舞台女優のエリーは以前の正攻法で挑む自分を否定し、注目してもらうために過激な方向へどんどん進んでいくのですが、はたしてそれでよかったのかどうか……。
終盤のエリーのセリフは彼女の悲痛な思いを感じさせられて、こんなことして本当に幸せなのかなぁと思ってしまいました。
最後まで読んだあと、エリーは戦場に行った、というタイトルを見て、改めてこの作品のメッセージやテーマについて考えさせられました。
エリーが進んだ道……それは過激で冒涜的で非道徳的で肉体的にも精神的にも傷つく者がたくさんいて……まさに戦場と形容すべき場所でしょう。

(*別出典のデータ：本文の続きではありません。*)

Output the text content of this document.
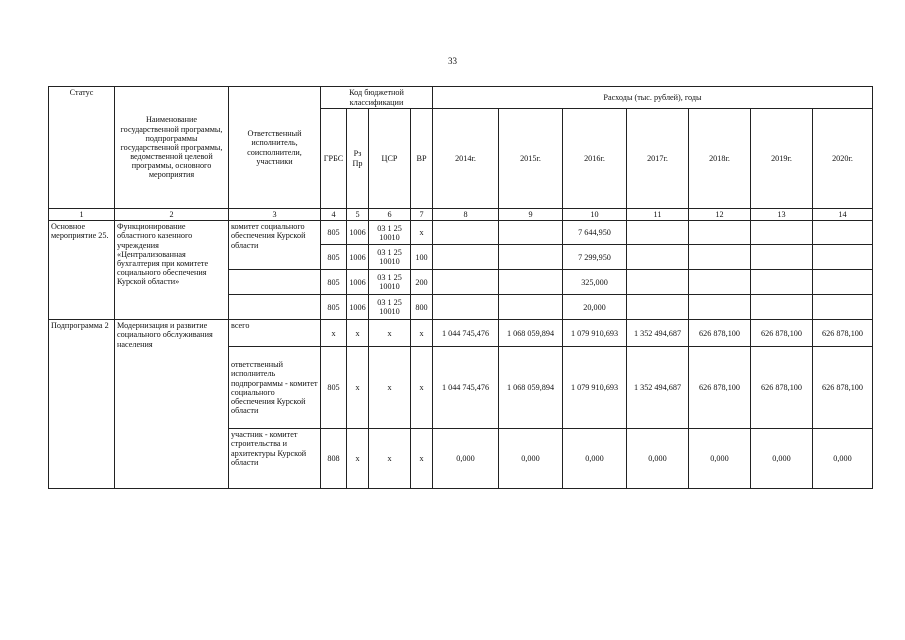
33
Статус	Наименование государственной программы, подпрограммы государственной программы, ведомственной целевой программы, основного мероприятия	Ответственный исполнитель, соисполнители, участники	Код бюджетной классификации				Расходы (тыс. рублей), годы						
			ГРБС	Рз Пр	ЦСР	ВР	2014г.	2015г.	2016г.	2017г.	2018г.	2019г.	2020г.
1	2	3	4	5	6	7	8	9	10	11	12	13	14
Основное мероприятие 25.	Функционирование областного казенного учреждения «Централизованная бухгалтерия при комитете социального обеспечения Курской области»	комитет социального обеспечения Курской области	805	1006	03 1 25 10010	х			7 644,950				
			805	1006	03 1 25 10010	100			7 299,950				
			805	1006	03 1 25 10010	200			325,000				
			805	1006	03 1 25 10010	800			20,000				
Подпрограмма 2	Модернизация и развитие социального обслуживания населения	всего	х	х	х	х	1 044 745,476	1 068 059,894	1 079 910,693	1 352 494,687	626 878,100	626 878,100	626 878,100
		ответственный исполнитель подпрограммы - комитет социального обеспечения Курской области	805	х	х	х	1 044 745,476	1 068 059,894	1 079 910,693	1 352 494,687	626 878,100	626 878,100	626 878,100
		участник - комитет строительства и архитектуры Курской области	808	х	х	х	0,000	0,000	0,000	0,000	0,000	0,000	0,000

この作品で描かれていることは、現実の皆さんにも関係のあることだと思うので、読んで損はないと思います。おすすめです。
尖鋭的、前衛的、という言葉について色々と考えさせられる作品でした。
主人公である篠織は知り合いのエリーがやっている舞台を見に行くことになる。
しかし、エリーが関わっている劇団の「演目」は色々な意味で問題のあるものばかりとなっていた。
時には大勢の前でブタを解体、はたまた不謹慎すぎるネタを親子連れが溢れる中で披露。
もちろん、結果は大ブーイング。劇場は出禁となり、あまりのひどさに逆に話題になるような事態にも。
だが、エリーは止まらない。次々と「ヤバいもの」を世に放ち続ける。それに振り回される篠織と、そのヤバさの波紋を受けて崩壊していく日常。
あまりにも酷すぎる。だが、その酷さは常軌を逸し、「常人の到達し得るライン」を越えていく。
そこにはもはや、「神」が宿りかねないほどに。
読んでいる内に、どんどんエリーの酷さに心を奪われて行くことになりました。「次はどんなヤバいものを出してくる?」と。つまらなさ、酷さによって社会に喧嘩を売るような行動。もはやアナーキズムにすら通ずるほどの反社会性。
次第にカリスマ性すら感じさせられるようになっていくエリー。そして彼女がもたらす波紋はどのようなものとなるか。
「酷さ」のバリエーションも楽しいし、エリーが最終的に「どこ」へ到達するのか。とても続きが気になる作品です。